Real geniuses don’t pay attention to the weather. They’re too busy being geniuses. Note military genius Napoleon Bonaparte’s invasion of Russia just in time for snow.

However, for ordinary people, summer is our inspiration. This year I was inspired by Summer to lose that extra 15 pounds around the middle. I was going to plant a real garden, rototill a quarter acre and grow Heritage tomatoes, healthy organic peas and beans, roughage, succotash, you name it. I was going to thatch the lawn, and I don’t even know what that means, plus fertilize and weed it and mow it so well that the children could find the swing set. I was going to break 100 on the golf course and clean out the garage.

But when Summer comes around what I really do is spend a lot of time on the patio having cocktails.

I’m beginning to think Summer has a drinking problem. And I wonder if Summer doesn’t sometimes spike the G&Ts with roofies. I mentioned that Summer can cause memory loss. I don’t remember, in the past, Summer having so many tempestuous fits – thunderstorm tantrums, tornados of rage, sobbing floods, depressive droughts, and hot flashes.

Then there’s Summer’s constant prickliness, like grabbing nettles. The nettles are two feet high in my lawn. And Summer’s needling. It’s not like a thousand mosquito bites. It is a thousand mosquito bites. And Summer’s waspishness. Five nests are under the porch eves. Plus summer never shuts up. Warble, warble, warble before dawn. Buzz, buzz, buzz all day. And Summer’s snoring frog croaks at night.

Why do I put up with this? Why am I living this way? It’s time for “conscious uncoupling.” However, it’s hard to serve the divorce papers. Summer is gone – off in South America or Australia somewhere.

But let me tell you this, Summer. Next time you return, begging for my love, forget it.
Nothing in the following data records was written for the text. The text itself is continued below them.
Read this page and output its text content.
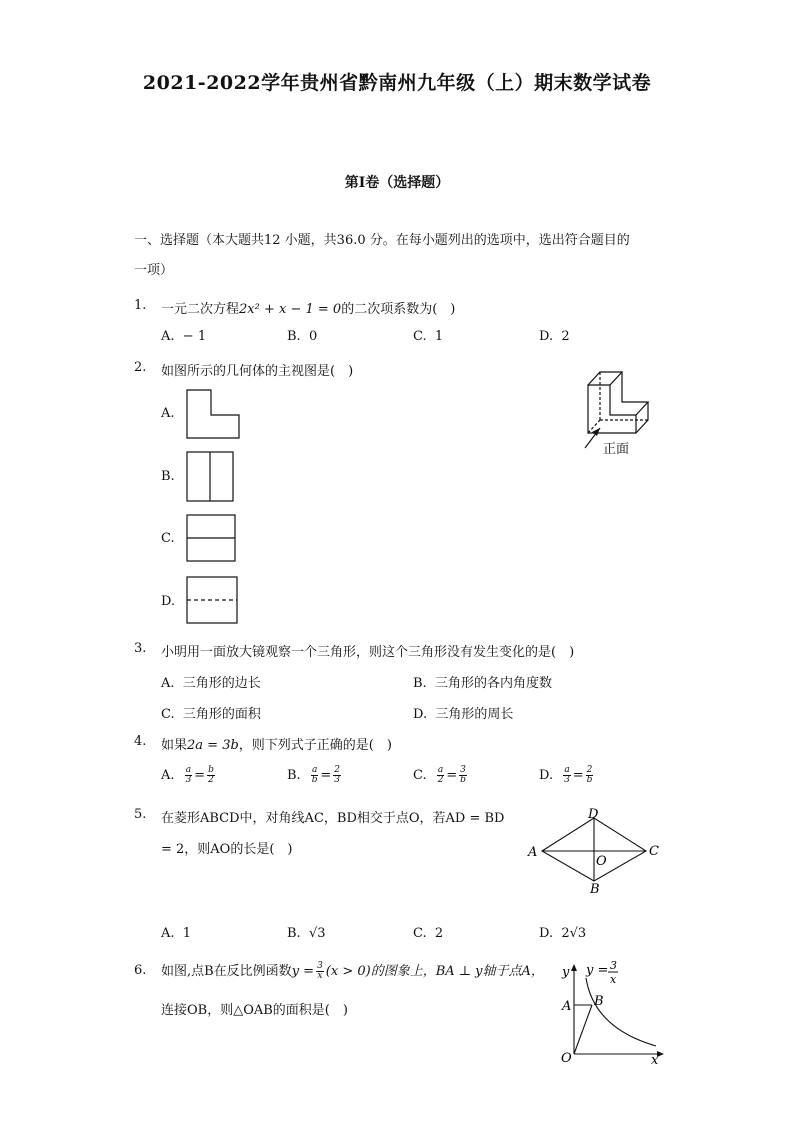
2021-2022学年贵州省黔南州九年级（上）期末数学试卷
第I卷（选择题）
一、选择题（本大题共12 小题，共36.0 分。在每小题列出的选项中，选出符合题目的
一项）
1. 一元二次方程2x² + x − 1 = 0的二次项系数为(　)
A. − 1	B. 0	C. 1	D. 2
2. 如图所示的几何体的主视图是(　)
正面
A.
B.
C.
D.
3. 小明用一面放大镜观察一个三角形，则这个三角形没有发生变化的是(　)
A. 三角形的边长	B. 三角形的各内角度数
C. 三角形的面积	D. 三角形的周长
4. 如果2a = 3b，则下列式子正确的是(　)
A. $\frac{a}{3} = \frac{b}{2}$	B. $\frac{a}{b} = \frac{2}{3}$	C. $\frac{a}{2} = \frac{3}{b}$	D. $\frac{a}{3} = \frac{2}{b}$
5. 在菱形ABCD中，对角线AC，BD相交于点O，若AD = BD
= 2，则AO的长是(　)	A
D
C
B
O
A. 1	B. √3	C. 2	D. 2√3
6. 如图,点B在反比例函数$y = \frac{3}{x} (x > 0)$的图象上，BA ⊥ y轴于点A，
连接OB，则△OAB的面积是(　)
y
x
A B
O
y = 3
x
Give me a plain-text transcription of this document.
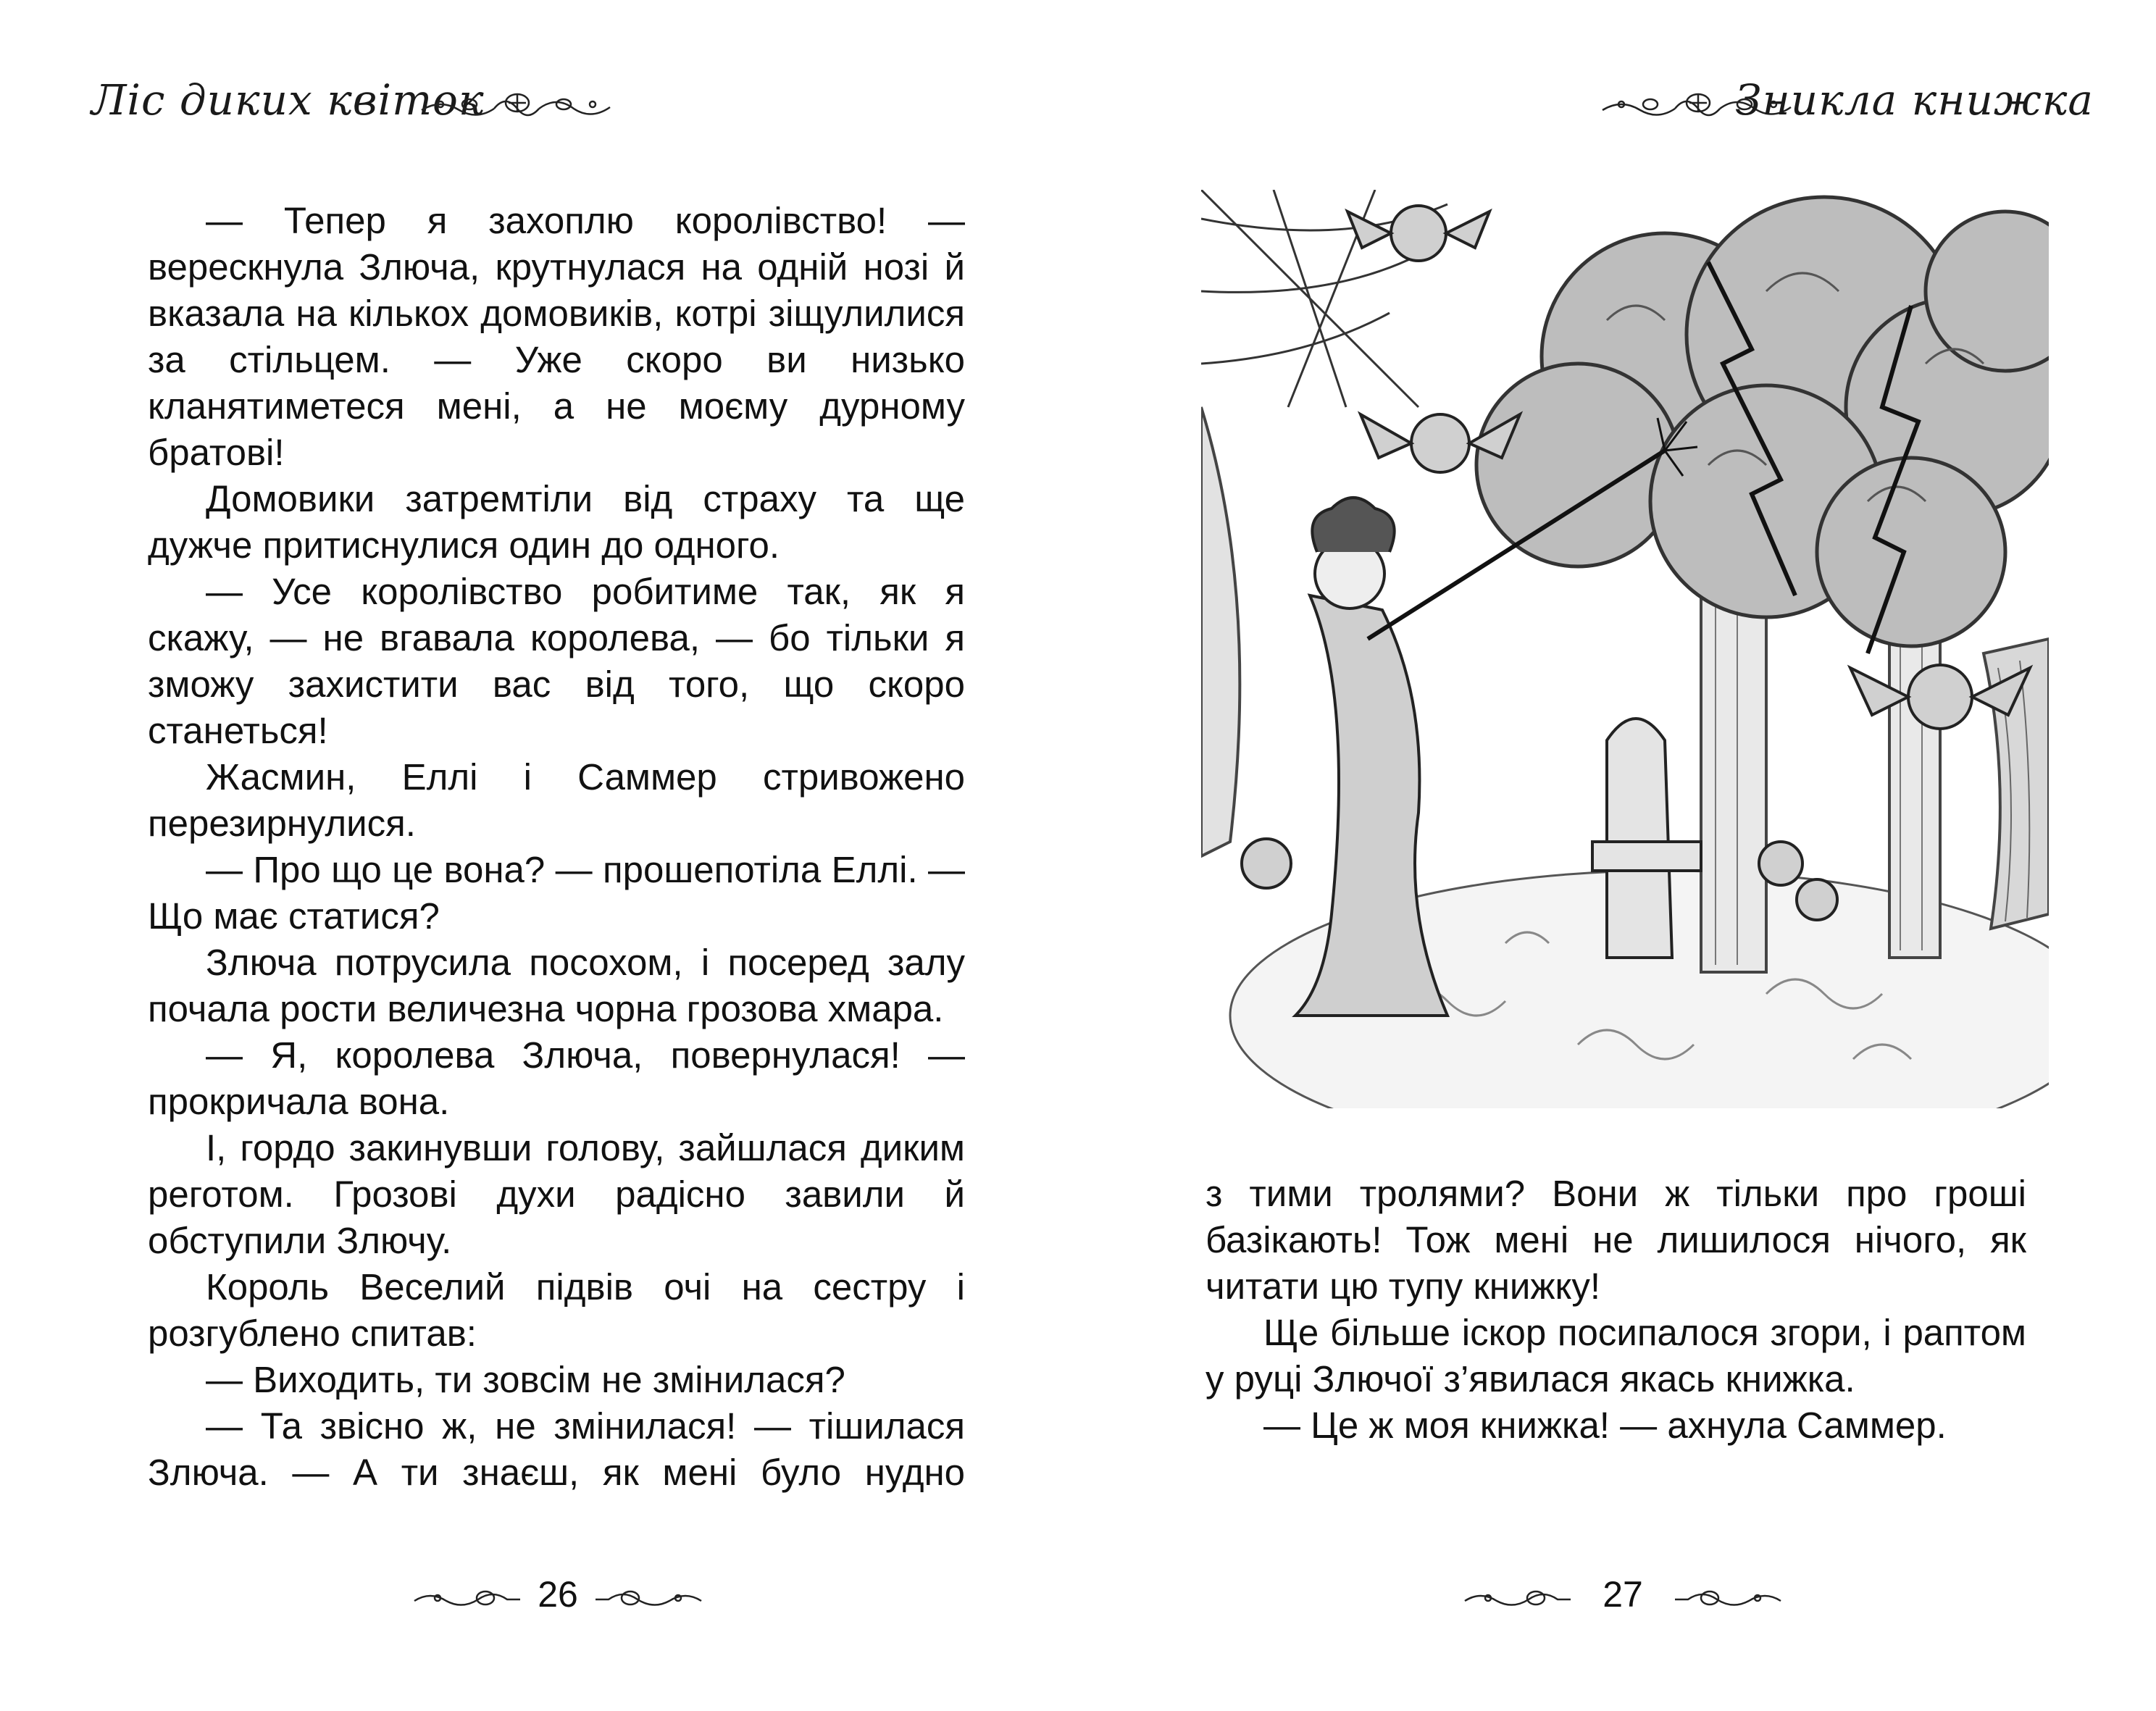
Ліс диких квіток

— Тепер я захоплю королівство! — верескнула Злюча, крутнулася на одній нозі й вказала на кількох домовиків, котрі зіщулилися за стільцем. — Уже скоро ви низько кланятиметеся мені, а не моєму дурному братові!

Домовики затремтіли від страху та ще дужче притиснулися один до одного.

— Усе королівство робитиме так, як я скажу, — не вгавала королева, — бо тільки я зможу захистити вас від того, що скоро станеться!

Жасмин, Еллі і Саммер стривожено перезирнулися.

— Про що це вона? — прошепотіла Еллі. — Що має статися?

Злюча потрусила посохом, і посеред залу почала рости величезна чорна грозова хмара.

— Я, королева Злюча, повернулася! — прокричала вона.

І, гордо закинувши голову, зайшлася диким реготом. Грозові духи радісно завили й обступили Злючу.

Король Веселий підвів очі на сестру і розгублено спитав:

— Виходить, ти зовсім не змінилася?

— Та звісно ж, не змінилася! — тішилася Злюча. — А ти знаєш, як мені було нудно

26
Зникла книжка

з тими тролями? Вони ж тільки про гроші базікають! Тож мені не лишилося нічого, як читати цю тупу книжку!

Ще більше іскор посипалося згори, і раптом у руці Злючої з’явилася якась книжка.

— Це ж моя книжка! — ахнула Саммер.

27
You’re going to find me partnered and settled down with some other season. I may woo frivolous young Spring. I’ll shack up with ugly Old Man Winter if no one else will have me. Or, better, I’ll get married to mellow, fruitful Autumn.

Next Memorial Day I’ll be raking leaves. (Easy work in May.) And carving jack-o-lanterns. (I’ll keep some in the fridge until then. They should be nice and mushy and easy to cut into shape.) And I’ll be rooting for the Patriots, always winners at that point in their schedule when the best seats in Gillette Stadium are free even if I do have to bring my own hotdogs and beer.

Summer, I will not be fooled one more time by your cheap, glittering charms.